Providing you make prompt payments on your new account, your score should bounce back within a few weeks.
So give your score breathing space. Some suggest you don’t open or close any accounts during the six months before you make a mortgage application.
Watch Your Debt-to-Income Ratio
Lenders may soon become blind to your personal loan when assessing your down payment sources. But they’ll see it when evaluating your ability to afford your new mortgage.
Central to that evaluation is your “debt-to-income ratio” (DTI). This is the proportion of your monthly income that goes out in regular monthly debt payments.
When you apply for your mortgage, by law you must disclose your personal loan balance and payment. And it’s likely to show up on your credit report anyway.
When Lenders Don’t Care If You’ve Borrowed
There is an exception to lender rules about borrowed mortgage down payments: when you borrow from yourself.
Most lenders (though fewer financial advisers) don’t mind you raiding your retirement accounts for your down payment. In fact, they often won’t count your payments back into your funds as part of your DTI.
But borrowing from these funds is a big step. So check with your tax accountant before doing so to make sure you recognize all the pros and cons, including any tax implications.
Different 401(k) programs have different rules. So talk with the people who manage yours to explore your options.
Loans may or may not be available. You also need to know what will happen if you switch employers and leave the program before the loan’s fully repaid.
But, whatever your program’s rules, you won’t be able to borrow more than half your current balance, up to a maximum of $50,000. That’s the law.
However, there’s a legal exception if your balance is $20,000 or less: You can borrow the whole amount up to $10,000, subject to your program’s rules.
The rules for individual retirement accounts (IRAs) are stricter, certainly if you want to avoid standard penalties. They include:
- You can’t withdraw more than $10,000.
- You’re buying a home.
- You haven’t owned a home (or had any “ownership interest” in one) for the previous two years.
- You can borrow in this way only once in your entire life.
- You must use the funds within 120 days of their arrival.
- You may still have to pay income tax on the sum you withdraw.
You really need professional advice to make sure you comply with these and other rules. Or at least research your plans through the IRS website or call center.
Gifts from Family and Friends
You can use gifts from close family to fund all or part of your down payment. However, these will have to be fully documented, including a letter from each donor confirming the money is not a loan.
Grants and Loans
Don’t forget to explore all your options for funding your down payment before borrowing. Some employers offer exceptionally cheap loans just for that purpose. And a few even provide grants, which don’t have to be repaid.
And the same applies to government and charitable programs. This is called DPA, or down payment assistance. Studies have shown that many who qualify for such programs have no idea that they even exist.
Loans from Family and Friends
Meanwhile, there’s sometimes nothing to stop you borrowing your down payment from family and friends.
While such a loan won’t normally show up on your credit report, you should disclose the debt so your lender can factor it into your DTI ratio.

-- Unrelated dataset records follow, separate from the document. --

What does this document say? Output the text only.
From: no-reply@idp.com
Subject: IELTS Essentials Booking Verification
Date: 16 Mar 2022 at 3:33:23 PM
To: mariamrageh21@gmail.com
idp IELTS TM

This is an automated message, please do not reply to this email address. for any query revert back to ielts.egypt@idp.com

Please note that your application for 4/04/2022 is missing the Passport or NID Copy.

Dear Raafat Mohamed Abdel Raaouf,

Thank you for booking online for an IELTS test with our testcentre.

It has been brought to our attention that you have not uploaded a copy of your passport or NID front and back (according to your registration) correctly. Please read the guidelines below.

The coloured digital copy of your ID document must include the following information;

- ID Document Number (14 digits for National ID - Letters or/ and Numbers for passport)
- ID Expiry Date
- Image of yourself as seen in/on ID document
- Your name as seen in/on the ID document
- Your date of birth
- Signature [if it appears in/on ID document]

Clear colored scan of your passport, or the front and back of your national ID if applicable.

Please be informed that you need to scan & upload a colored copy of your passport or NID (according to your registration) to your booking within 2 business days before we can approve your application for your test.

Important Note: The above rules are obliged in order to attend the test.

It’s worth noting that lying on a mortgage application comes with maximum penalties of 30 years in federal prison and $1 million in fines.

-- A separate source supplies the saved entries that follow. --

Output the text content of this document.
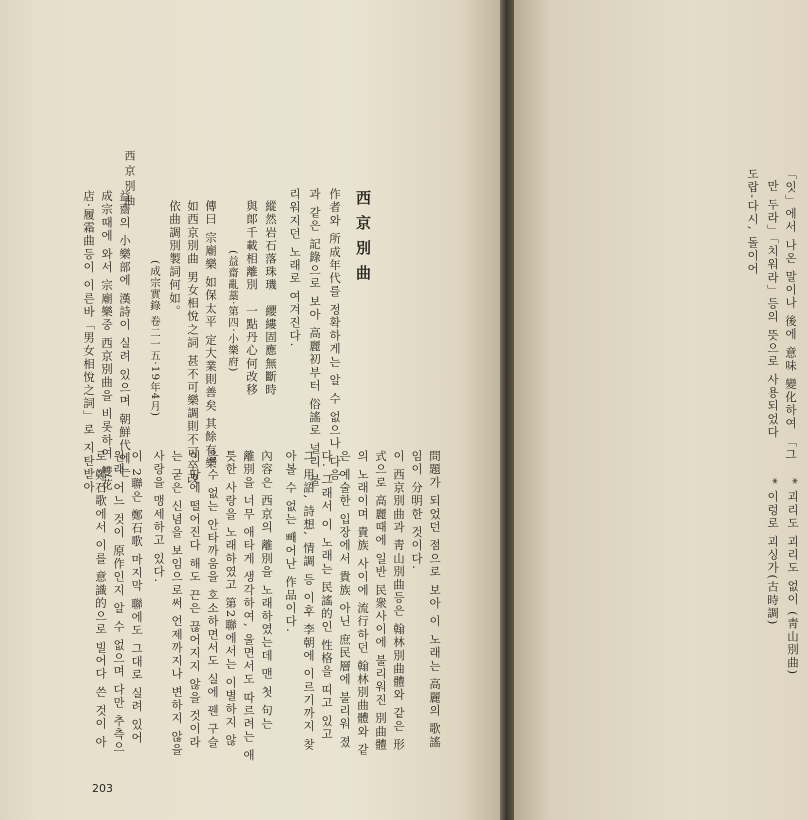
西京別曲
西京別曲
作者와 所成年代를 정확하게는 알 수 없으나 다음
과 같은 記錄으로 보아 高麗初부터 俗謠로 널리 불
리워지던 노래로 여겨진다.
縱然岩石落珠璣　纓縷固應無斷時
與郞千載相離別　一點丹心何改移
(益齋亂藁·第四·小樂府)
傳曰 宗廟樂 如保太平 定大業則善矣 其餘有樂
如西京別曲 男女相悅之詞 甚不可樂調則不可卒改
依曲調別製詞何如。
(成宗實錄 卷二一五·19年4月)
益齋의 小樂部에 漢詩이 실려 있으며 朝鮮代에는
成宗때에 와서 宗廟樂중 西京別曲을 비롯하여 雙花
店·履霜曲등이 이른바「男女相悅之詞」로 지탄받아
問題가 되었던 점으로 보아 이 노래는 高麗의 歌謠
임이 分明한 것이다.
이 西京別曲과 靑山別曲등은 翰林別曲體와 같은 形
式으로 高麗때에 일반 民衆사이에 불리워진 別曲體
의 노래이며 貴族 사이에 流行하던 翰林別曲體와 같
은 예술한 입장에서 貴族 아닌 庶民層에 불리워 졌
다. 그래서 이 노래는 民謠的인 性格을 띠고 있고
그 用語, 詩想, 情調 등 이후 李朝에 이르기까지 찾
아볼 수 없는 빼어난 作品이다.
內容은 西京의 離別을 노래하였는데 맨 첫 句는
離別을 너무 애타게 생각하여, 울면서도 따르려는 애
틋한 사랑을 노래하였고 第2聯에서는 이별하지 않
을 수 없는 안타까움을 호소하면서도 실에 꿴 구슬
이 땅에 떨어진다 해도 끈은 끊어지지 않을 것이라
는 굳은 신념을 보임으로써 언제까지나 변하지 않을
사랑을 맹세하고 있다.
이 2聯은 鄭石歌 마지막 聯에도 그대로 실려 있어
원래 어느 것이 原作인지 알 수 없으며 다만 추측으
로 鄭石歌에서 이를 意識的으로 빌어다 쓴 것이 아
203
「잇」에서 나온 말이나 後에 意味 變化하여 「그
만 두라」「치워라」등의 뜻으로 사용되었다
도랍-다시, 돌이어
* 괴리도 괴리도 없이 (靑山別曲)
* 이렁로 괴싱가(古時調)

Avoid Down Payments Altogether
Before getting too hung up on your down payment, make sure you need one. A surprising number of borrowers can put down small sums or even nothing.

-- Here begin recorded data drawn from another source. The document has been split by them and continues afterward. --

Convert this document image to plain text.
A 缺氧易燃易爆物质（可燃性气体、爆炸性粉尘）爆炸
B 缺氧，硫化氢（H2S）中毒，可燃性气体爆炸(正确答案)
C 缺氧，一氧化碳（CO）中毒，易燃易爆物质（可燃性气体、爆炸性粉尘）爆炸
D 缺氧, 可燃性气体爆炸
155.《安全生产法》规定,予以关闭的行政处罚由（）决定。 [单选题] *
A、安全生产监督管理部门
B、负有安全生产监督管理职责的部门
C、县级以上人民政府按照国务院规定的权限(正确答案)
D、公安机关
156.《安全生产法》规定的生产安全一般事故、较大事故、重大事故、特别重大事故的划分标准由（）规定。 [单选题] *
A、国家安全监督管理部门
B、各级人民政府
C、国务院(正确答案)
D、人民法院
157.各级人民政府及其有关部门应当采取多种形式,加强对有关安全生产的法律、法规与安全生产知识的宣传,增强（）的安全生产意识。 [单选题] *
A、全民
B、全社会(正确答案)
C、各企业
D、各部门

With seller concessions, you can reduce what you need for closing costs as well.
What Are Today’s Mortgage Rates?
Today’s mortgage rates are especially attractive after recent dips. But most experts predict rates and housing prices to trend higher. If borrowing a down payment can get you into a home before this happens, it’s probably a good decision.
To get the best mortgage rates, compare quotes from several lenders and choose the one with the best terms.